We report here a series of long-period and long-duration (LPLD) seismic events observed during hydraulic fracturing in a shale gas reservoir. These unusual events, 10–100 s in duration, are observed most clearly in the frequency band of 10–80 Hz and are remarkably similar in appearance to tectonic tremor sequences first observed in subduction zones. These complex but coherent wave trains have finite moveouts obtained from cross-correlation. The moveout direction of the events confirms that they originate in the reservoir from the area where the fracturing is going on. Clear P- and S-wave arrivals cannot be resolved within the LPLD episodes but, in some cases, small micro-earthquakes occur in the sequences.
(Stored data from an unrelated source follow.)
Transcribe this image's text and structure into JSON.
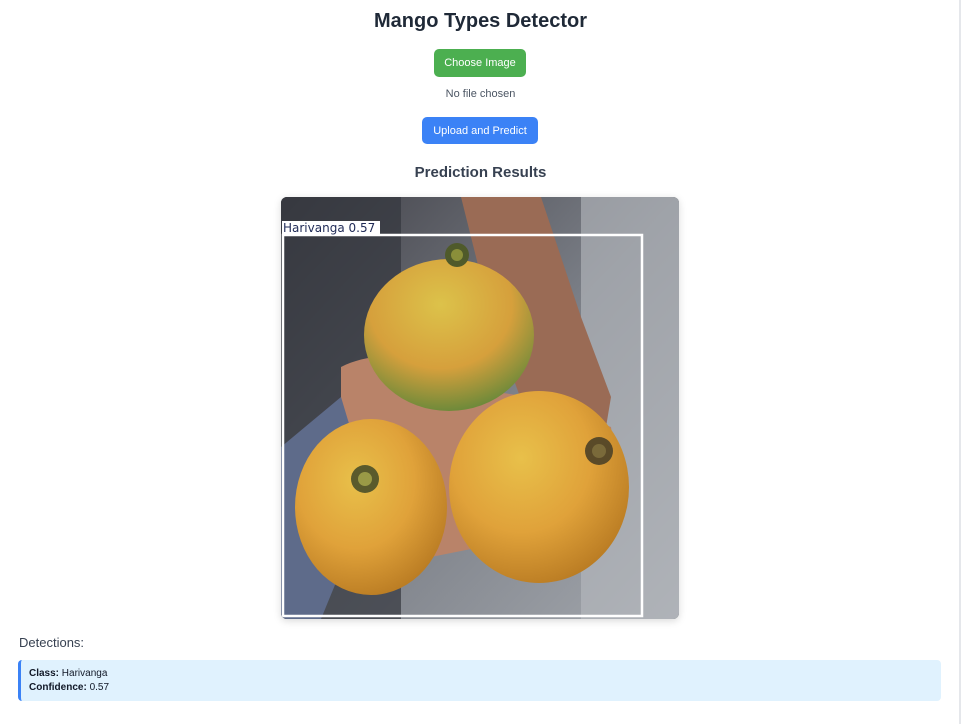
{
  "page": {
    "title": "Mango Types Detector"
  },
  "upload": {
    "choose_label": "Choose Image",
    "file_status": "No file chosen",
    "submit_label": "Upload and Predict"
  },
  "results": {
    "heading": "Prediction Results",
    "overlay_label": "Harivanga  0.57",
    "detections_label": "Detections:",
    "detections": [
      {
        "class_label": "Class:",
        "class_value": "Harivanga",
        "confidence_label": "Confidence:",
        "confidence_value": "0.57"
      }
    ]
  },
  "colors": {
    "choose_button": "#4caf50",
    "upload_button": "#3b82f6",
    "detection_card_bg": "#e0f2fe",
    "detection_card_border": "#3b82f6"
  }
}
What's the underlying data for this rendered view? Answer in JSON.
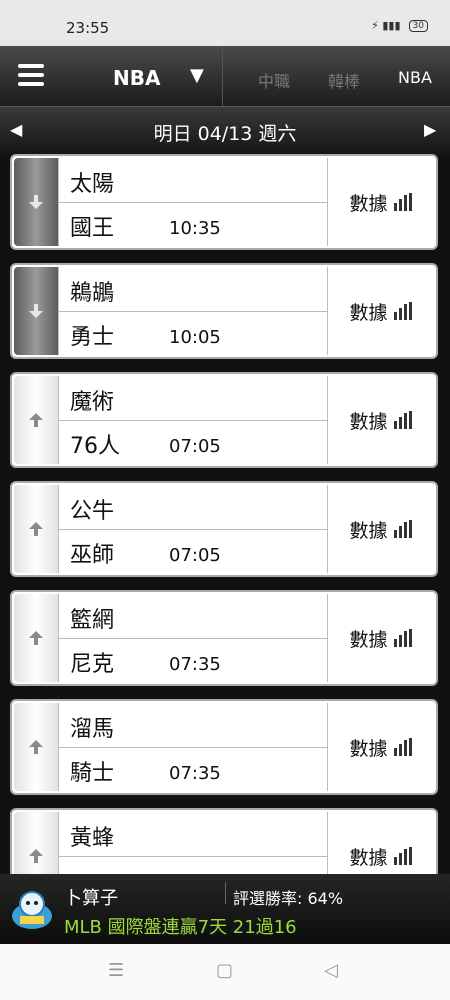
{
  "status_bar": {
    "time": "23:55",
    "battery": "30"
  },
  "nav": {
    "league": "NBA",
    "tabs": [
      "中職",
      "韓棒",
      "NBA"
    ],
    "active_tab": "NBA"
  },
  "date_bar": {
    "date_label": "明日 04/13 週六"
  },
  "games": [
    {
      "team_top": "太陽",
      "team_bottom": "國王",
      "time": "10:35",
      "trend": "down",
      "stats_label": "數據"
    },
    {
      "team_top": "鵜鶘",
      "team_bottom": "勇士",
      "time": "10:05",
      "trend": "down",
      "stats_label": "數據"
    },
    {
      "team_top": "魔術",
      "team_bottom": "76人",
      "time": "07:05",
      "trend": "up",
      "stats_label": "數據"
    },
    {
      "team_top": "公牛",
      "team_bottom": "巫師",
      "time": "07:05",
      "trend": "up",
      "stats_label": "數據"
    },
    {
      "team_top": "籃網",
      "team_bottom": "尼克",
      "time": "07:35",
      "trend": "up",
      "stats_label": "數據"
    },
    {
      "team_top": "溜馬",
      "team_bottom": "騎士",
      "time": "07:35",
      "trend": "up",
      "stats_label": "數據"
    },
    {
      "team_top": "黃蜂",
      "team_bottom": "",
      "time": "",
      "trend": "up",
      "stats_label": "數據"
    }
  ],
  "promo": {
    "brand": "卜算子",
    "win_rate": "評選勝率: 64%",
    "message": "MLB 國際盤連贏7天 21過16"
  },
  "colors": {
    "promo_message": "#9bdc3c",
    "nav_bg": "#1c1c1c",
    "card_border": "#aaaaaa"
  },
  "icons": {
    "menu": "hamburger-menu-icon",
    "league_dropdown": "caret-down-icon",
    "prev_date": "arrow-left-icon",
    "next_date": "arrow-right-icon",
    "trend_down": "arrow-down-icon",
    "trend_up": "arrow-up-icon",
    "stats": "bar-chart-icon"
  }
}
Whether these micro-earthquakes are causal or coincidental is not known. It has also been observed that in three contiguous frac-stages, all LPLD events appear to come from two distinct places along one of two hypothetical fracture planes. Interestingly, the stages which have the largest number of LPLD events also have the highest observed pumping pressures during fracturing, the highest density of natural fractures, and the greatest number of micro-earthquakes. One possible explanation of these LPLD events is that the high pore fluid pressure during hydraulic fracturing stimulates slow slip on pre-existing fault planes. In the absence of elevated pressure, slip would not be expected on these planes as they are poorly oriented to the stress field. Slip on these fault planes may be occurring because the fluid pressure is close to the magnitude of the least principal stress. We observe a few events between pumping cycles perhaps indicating that, once triggered, these planes continue to slip due to the high transient pressure within the fault planes after pumping has stopped.